Yeah. I’m blogging on Christmas day.
This year is unique. For the first time that I can remember, I am alone, my dad is alone, and my uncle is alone. We all live within miles of each other. My Uncle isn’t married, but he has a few friends that he spends time with during the Holidays. My dad is married, but for some strange reason Kate decided to go to Tahoe to ski instead of celebrate christmas, and I’m sitting here in my dark house writing.
Not what I pictured.
When I was a boy, Christmas was an amazing time. I was an only child, and I certainly was spoiled by my parents. Inevitably, every year they would tell me that I’m not getting anything big, and then something massive would come my way. I don’t know if you can call that under-promising and over-delivering, but it was great, nonetheless.
Hungry Hungry Hippos, Capsela, Snap-together models, Testor chemicals, Hot Wheels Factory, Atari 2600, money, socks, batteries, books, cards, a computer! Basically, every Christmas was indulgent and satisfying. I had no competition, and I loved the entire day. I didn’t have a staircase in my house, so there was no sneaking to the top of the staircase, most of the fireplaces that we had in Phoenix didn’t have a mantle, and were just stucco be-hive style, so the stockings, although hung, didn’t look “hollywoodized,” and it certainly didn’t snow. Santa was believable for years, even though he’s typically over-dressed for this climate. But I knew who the real Santas were the first time I saw a gift with “From: Santa” written on it before Santa had made his rounds! Sneaky!
After the initial morning madness with me and my parents…ehem…Santas, my grandparents on my father’s side (Baca Baca and Grandaddy) along with uncle Steevo would show up. By this time, in my mind, as a young boy, hours had already passed and I had already traveled the universe in my lego space-ship and invariably disassembled something and learned the schematics, then reassembled it and continued on. In reality, it was only an hour or so. Breakfast, this strange “adult” cake that they called “coffee cake” (I never understood that,) and additional gift opening would commence.
When the adults were done marveling at my ability to out-play everyone on Perfection, and had consumed enough of whatever they were consuming (must have been orange juice and 7Up, just like me, right?) they would giddy up and head out until next year.
That left me with the entire afternoon (again, time was relative) to play play play with my new stuff. Most of what I received growing up required my creativity. I didn’t have a lot of useless toys. In fact, I had a lot of scientific stuff. Things that I would have to build, or figure out. It was perfect for me.
For dinner, we would cart everything over to my mom’s side of the family and do it all over again. Opening gifts, playing the piano, eating, eating, eating. Eventually the night would lead to me faking my own sleep so they’d have to carry me out.
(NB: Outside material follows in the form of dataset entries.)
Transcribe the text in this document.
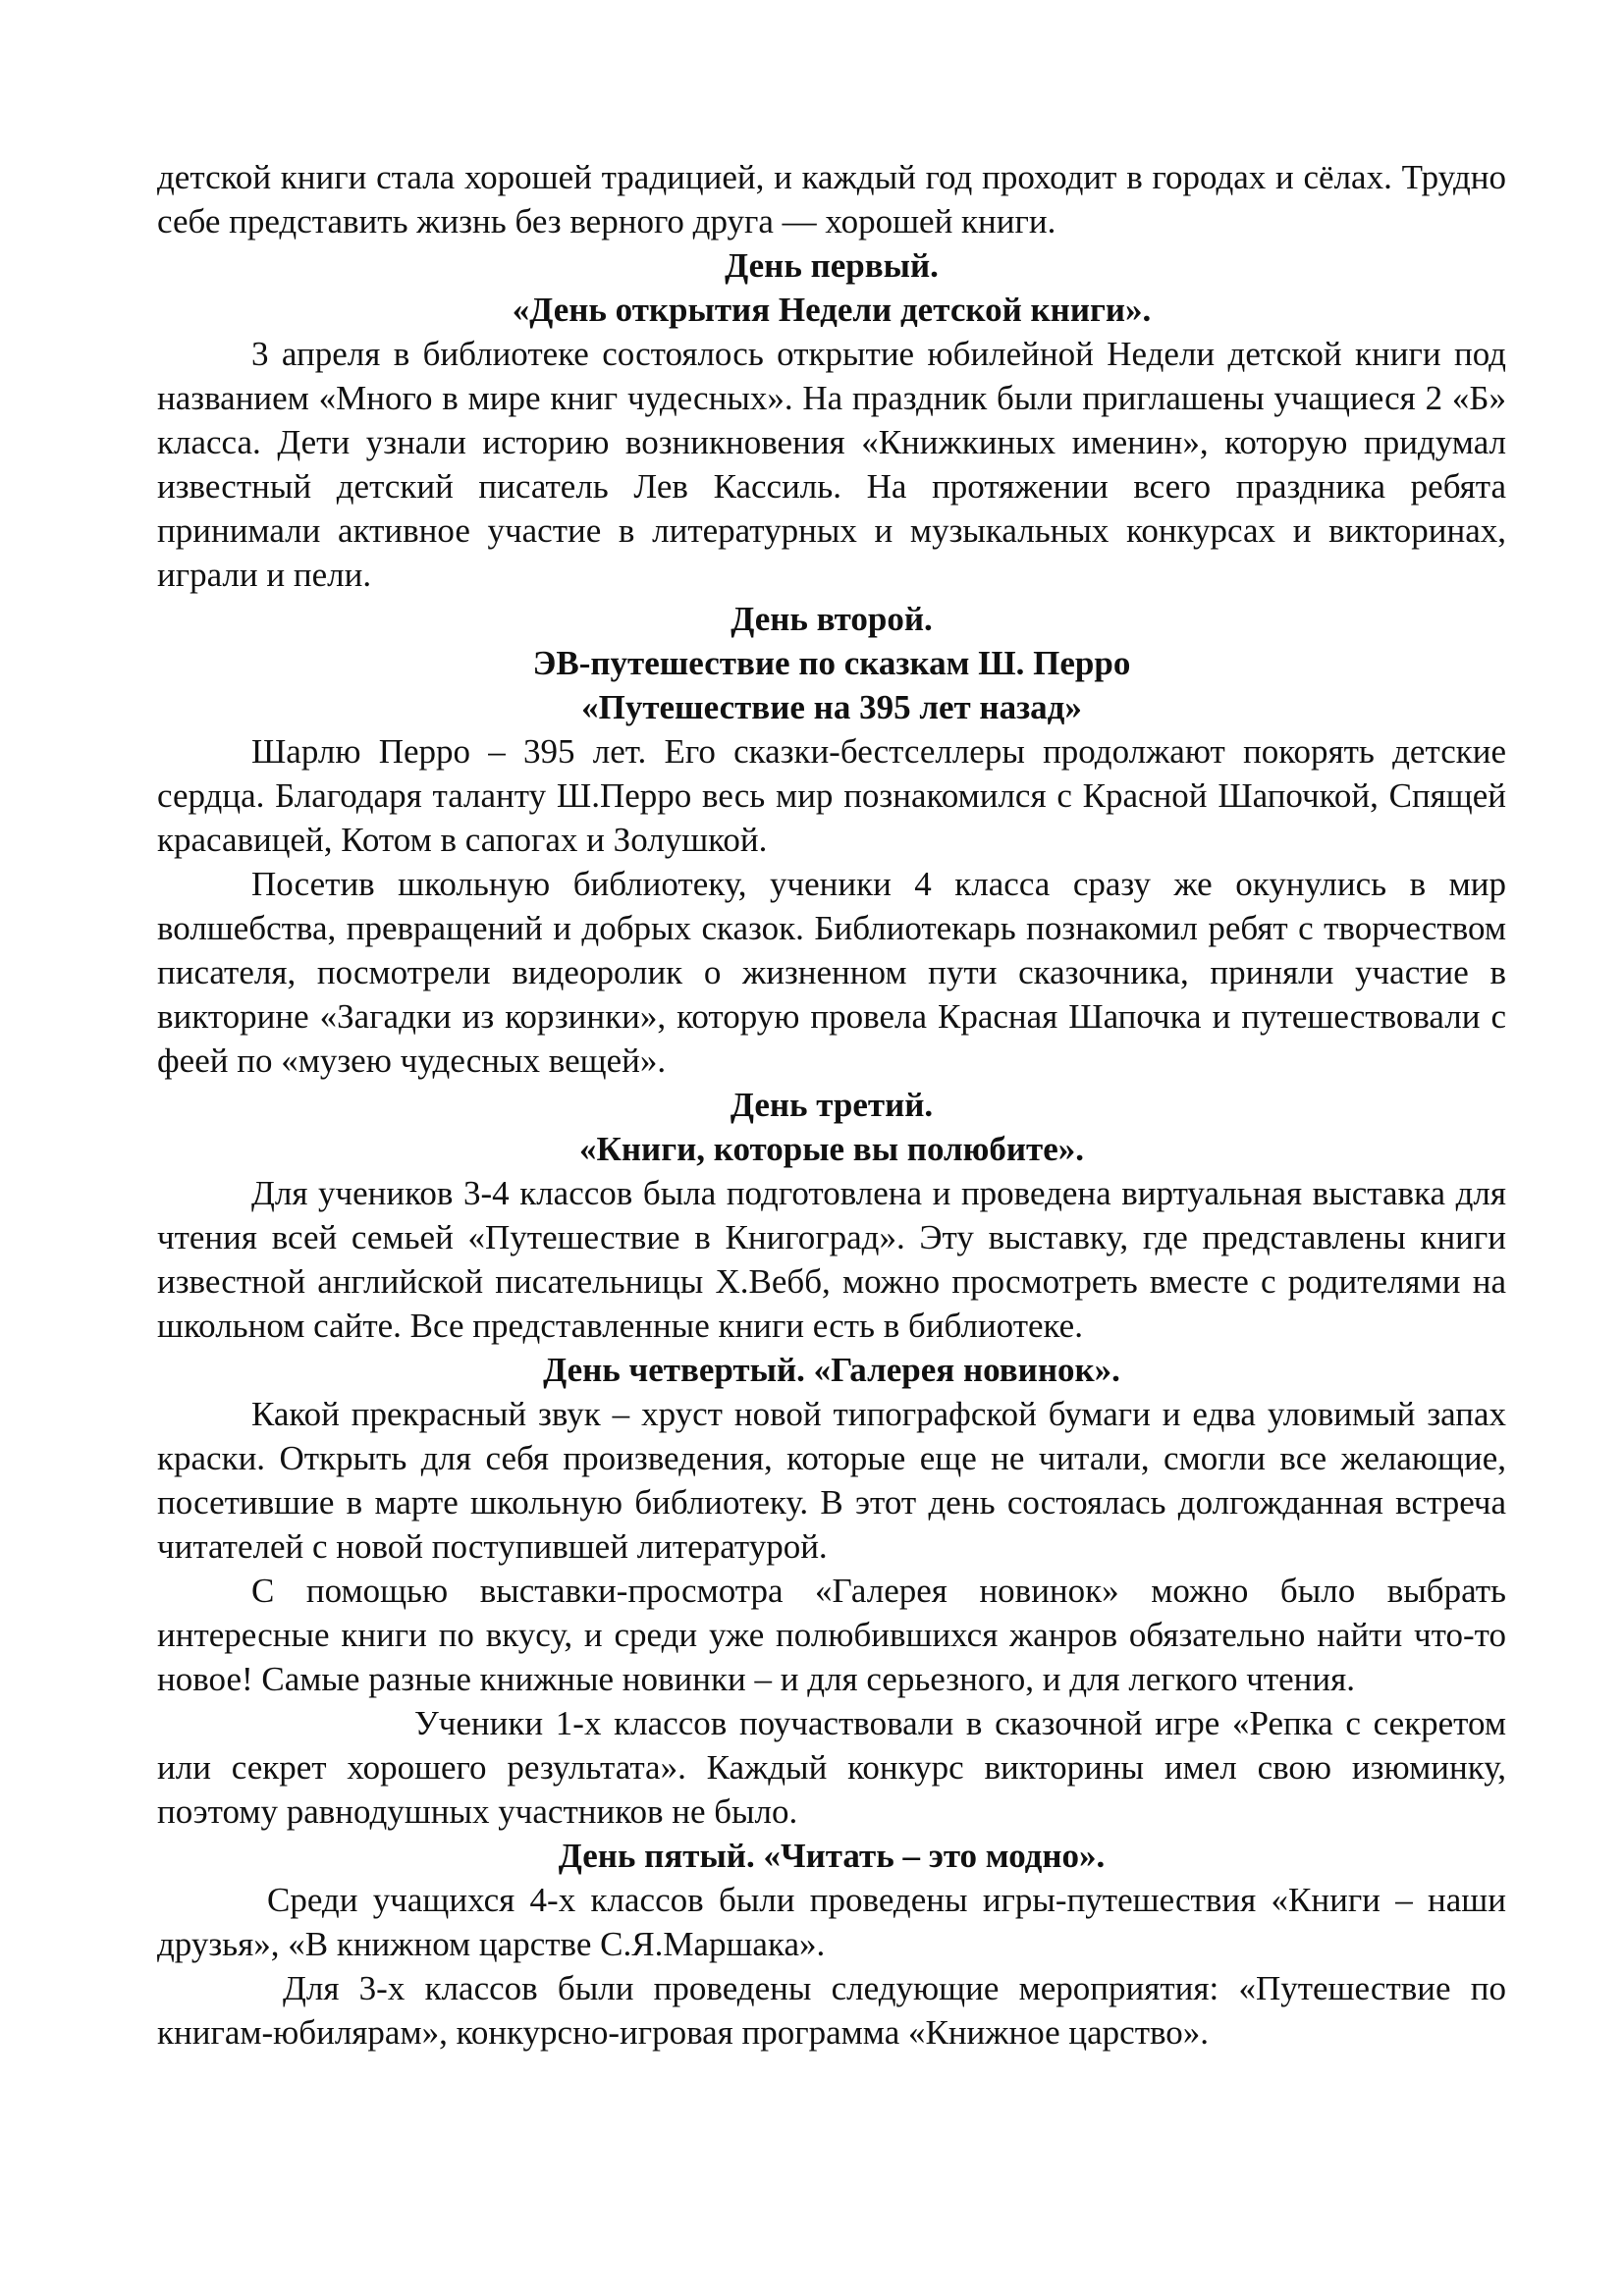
детской книги стала хорошей традицией, и каждый год проходит в городах и сёлах. Трудно себе представить жизнь без верного друга — хорошей книги.

День первый.

«День открытия Недели детской книги».

3 апреля в библиотеке состоялось открытие юбилейной Недели детской книги под названием «Много в мире книг чудесных». На праздник были приглашены учащиеся 2 «Б» класса. Дети узнали историю возникновения «Книжкиных именин», которую придумал известный детский писатель Лев Кассиль. На протяжении всего праздника ребята принимали активное участие в литературных и музыкальных конкурсах и викторинах, играли и пели.

День второй.

ЭВ-путешествие по сказкам Ш. Перро

«Путешествие на 395 лет назад»

Шарлю Перро – 395 лет. Его сказки-бестселлеры продолжают покорять детские сердца. Благодаря таланту Ш.Перро весь мир познакомился с Красной Шапочкой, Спящей красавицей, Котом в сапогах и Золушкой.

Посетив школьную библиотеку, ученики 4 класса сразу же окунулись в мир волшебства, превращений и добрых сказок. Библиотекарь познакомил ребят с творчеством писателя, посмотрели видеоролик о жизненном пути сказочника, приняли участие в викторине «Загадки из корзинки», которую провела Красная Шапочка и путешествовали с феей по «музею чудесных вещей».

День третий.

«Книги, которые вы полюбите».

Для учеников 3-4 классов была подготовлена и проведена виртуальная выставка для чтения всей семьей «Путешествие в Книгоград». Эту выставку, где представлены книги известной английской писательницы Х.Вебб, можно просмотреть вместе с родителями на школьном сайте. Все представленные книги есть в библиотеке.

День четвертый. «Галерея новинок».

Какой прекрасный звук – хруст новой типографской бумаги и едва уловимый запах краски. Открыть для себя произведения, которые еще не читали, смогли все желающие, посетившие в марте школьную библиотеку. В этот день состоялась долгожданная встреча читателей с новой поступившей литературой.

С помощью выставки-просмотра «Галерея новинок» можно было выбрать интересные книги по вкусу, и среди уже полюбившихся жанров обязательно найти что-то новое! Самые разные книжные новинки – и для серьезного, и для легкого чтения.

Ученики 1-х классов поучаствовали в сказочной игре «Репка с секретом или секрет хорошего результата». Каждый конкурс викторины имел свою изюминку, поэтому равнодушных участников не было.

День пятый. «Читать – это модно».

Среди учащихся 4-х классов были проведены игры-путешествия «Книги – наши друзья», «В книжном царстве С.Я.Маршака».

Для 3-х классов были проведены следующие мероприятия: «Путешествие по книгам-юбилярам», конкурсно-игровая программа «Книжное царство».
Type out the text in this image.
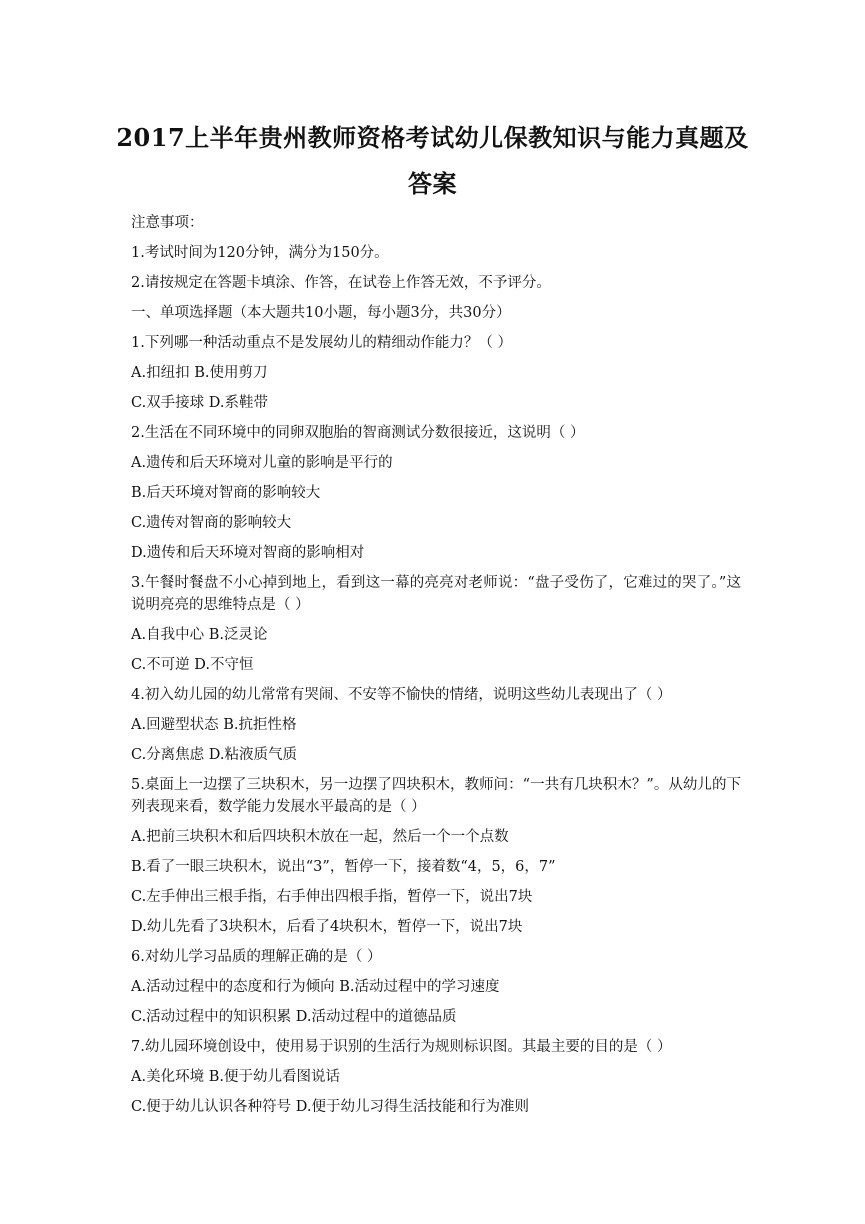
2017上半年贵州教师资格考试幼儿保教知识与能力真题及
答案
注意事项：
1.考试时间为120分钟，满分为150分。
2.请按规定在答题卡填涂、作答，在试卷上作答无效，不予评分。
一、单项选择题（本大题共10小题，每小题3分，共30分）
1.下列哪一种活动重点不是发展幼儿的精细动作能力？（ ）
A.扣纽扣 B.使用剪刀
C.双手接球 D.系鞋带
2.生活在不同环境中的同卵双胞胎的智商测试分数很接近，这说明（ ）
A.遗传和后天环境对儿童的影响是平行的
B.后天环境对智商的影响较大
C.遗传对智商的影响较大
D.遗传和后天环境对智商的影响相对
3.午餐时餐盘不小心掉到地上，看到这一幕的亮亮对老师说：“盘子受伤了，它难过的哭了。”这说明亮亮的思维特点是（ ）
A.自我中心 B.泛灵论
C.不可逆 D.不守恒
4.初入幼儿园的幼儿常常有哭闹、不安等不愉快的情绪，说明这些幼儿表现出了（ ）
A.回避型状态 B.抗拒性格
C.分离焦虑 D.粘液质气质
5.桌面上一边摆了三块积木，另一边摆了四块积木，教师问：“一共有几块积木？”。从幼儿的下列表现来看，数学能力发展水平最高的是（ ）
A.把前三块积木和后四块积木放在一起，然后一个一个点数
B.看了一眼三块积木，说出“3”，暂停一下，接着数“4，5，6，7”
C.左手伸出三根手指，右手伸出四根手指，暂停一下，说出7块
D.幼儿先看了3块积木，后看了4块积木，暂停一下，说出7块
6.对幼儿学习品质的理解正确的是（ ）
A.活动过程中的态度和行为倾向 B.活动过程中的学习速度
C.活动过程中的知识积累 D.活动过程中的道德品质
7.幼儿园环境创设中，使用易于识别的生活行为规则标识图。其最主要的目的是（ ）
A.美化环境 B.便于幼儿看图说话
C.便于幼儿认识各种符号 D.便于幼儿习得生活技能和行为准则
I don’t know if I did that because I was lazy and didn’t want to walk, or if I just liked being carried by mom or dad. Probably the latter ;).
The holidays used to be filled with family. Now it’s just me. Mom and Dad divorced something like 20 years ago and both re-married. Suzanne (Gu Gu), Evelyn (Baca Baca) and Grandaddy are all gone now, and so is Su Su, my mom’s sister Susan. Uncle Tom has been living in Santa Barbara for quite some time now, and the Merritt family has been in Oklahoma for eons.
I know that there are plenty of people with open homes on a day like today, and I love that. But, even as warm and inviting as it may be, it’s just not the same. In fact, sometimes it’s even harder when you’re invited somewhere that’s outside of the realm of what you envision as your own family tradition. I’m getting older, and I feel behind almost everyone I know. My entire circle of friends, save for a few, have either been married and have kids, or are married with kids, or are newly married.
Today, I was supposed to be spending time with someone I had been interested in. That came to an abrupt end on the 22nd, and even though it’s probably the right direction, it still stinks.
So for now, and as long as I can see, Christmas is going to be tough. This past year I’ve spent most of my energy getting out of debt, which meant sacrificing in so many areas that I had become accustomed to maintaining. I still have a housing issue to deal with, but other than that, I owe no-one, which is a major accomplishment.
I have no idea what the future holds, but it’s got to be better than this. I know, I know…I could come over to your house and spend time with you, and I appreciate the offer. Today, I’ll be joining my Dad, as he is also alone this Christmas, and we’ll eat that damn California Pizza Kitchen frozen pizza, have our own effin’ bloody mary’s, and watch some foosball or something like that, even though I hate football.
I hope that your Christmas is what you envision it to be this year…one day mine will be again.